Intra-abdominal gastric fistulas result usually from perforation of gallstones or the escape of foreign bodies. Produced in this way they empty usually, though not always, into some neighboring portion of the intestinal canal.

TUMORS OF THE STOMACH.

Benign tumors are occasionally found in the stomach, and are most often of the adenomatous type. Papillomatous growths into the stomach have also been observed. Beneath the peritoneum, or in the submucous tissue near the pylorus, fatty tumors have also been seen. Myomas of mixed type have been described, and cysts have been met in the walls of the stomach. These have rarely attained a size larger than a hen’s egg. All of these non-malignant tumors are of pathological rather than surgical interest. Every one of them, however, will admit of successful surgical remedy when once recognized, operation consisting of excision, with suitable suturing.

CANCER OF THE STOMACH.

Carcinoma is perhaps as frequently seen in the stomach as in any part of the body, the breast possibly excepted. In about three-fifths of the cases it involves the pyloric region, in one-tenth of them the cardiac end, the balance occurring in the intermediate part. It is usually of the round-cell or scirrhous variety, and is generally supposed to be a disease of adult or advanced life. While this is generally true there have been exceptions. It is occasionally met in the young, and has been reported even in early childhood.

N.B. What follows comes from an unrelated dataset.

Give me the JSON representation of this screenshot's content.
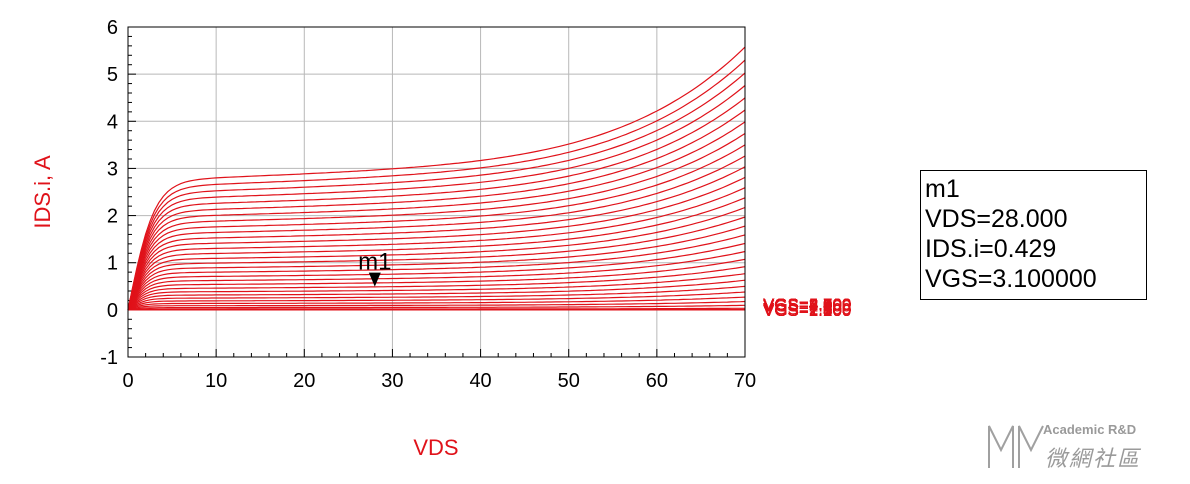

True sarcoma of the stomach is exceedingly rare. It spreads especially in the submucous tissue and evinces a tendency to involve especially the lesser curvature.

The duodenum evinces an extraordinary immunity from malignant disease, even that involving the pyloric region. When the pyloric end is involved the lesion is frequently complicated by adhesions, which are present in considerably more than half of the cases. The lymph nodes of the adjoining mesentery are nearly always involved, practically always in cases which come to the surgeon for operation. As the disease advances it spreads in several directions, and adjoining viscera may be involved, or even those at considerable distance, while metastases to other parts of the body are common. It is somewhat more common in males than females. In proportion as the pyloric ring itself becomes infiltrated and involved pyloric obstruction is an early feature, with the inevitable gastric dilatation and greater frequency of vomiting. Pathologists and surgeons are learning that the most frequent cause of gastric cancer is gastric ulcer, and recent investigations are to the effect that in at least 80 per cent. of cases there has been ulceration which has been followed by this malignant change. This affords additional reason, then, for regarding gastric ulcer as a surgical disease and operating upon it early and before such transition has occurred.

Symptoms.

—As repeatedly emphasized throughout this work cancer is a disease without a pathognomonic symptomatology. For this reason it is rarely diagnosticated in its early stage, the symptoms which it produces being those of indigestion or dyspepsia.

The most distinctive features met with in gastric cancer are pain, vomiting, more or less dilatation, and presence of tumor. Pain is an early and constant symptom, the complaint at first being of heaviness and oppression, made worse after the ingestion of food, and later referred to as actual pain, which may be limited or may radiate to either side or to the back. Much will depend upon whether the cancer develop from the site of a previous gastric ulcer or independently.

Individual complaints are variant regarding the intensity and reference of this pain. In large measure it is due to the formation of adhesions, and its reference will depend much upon their location.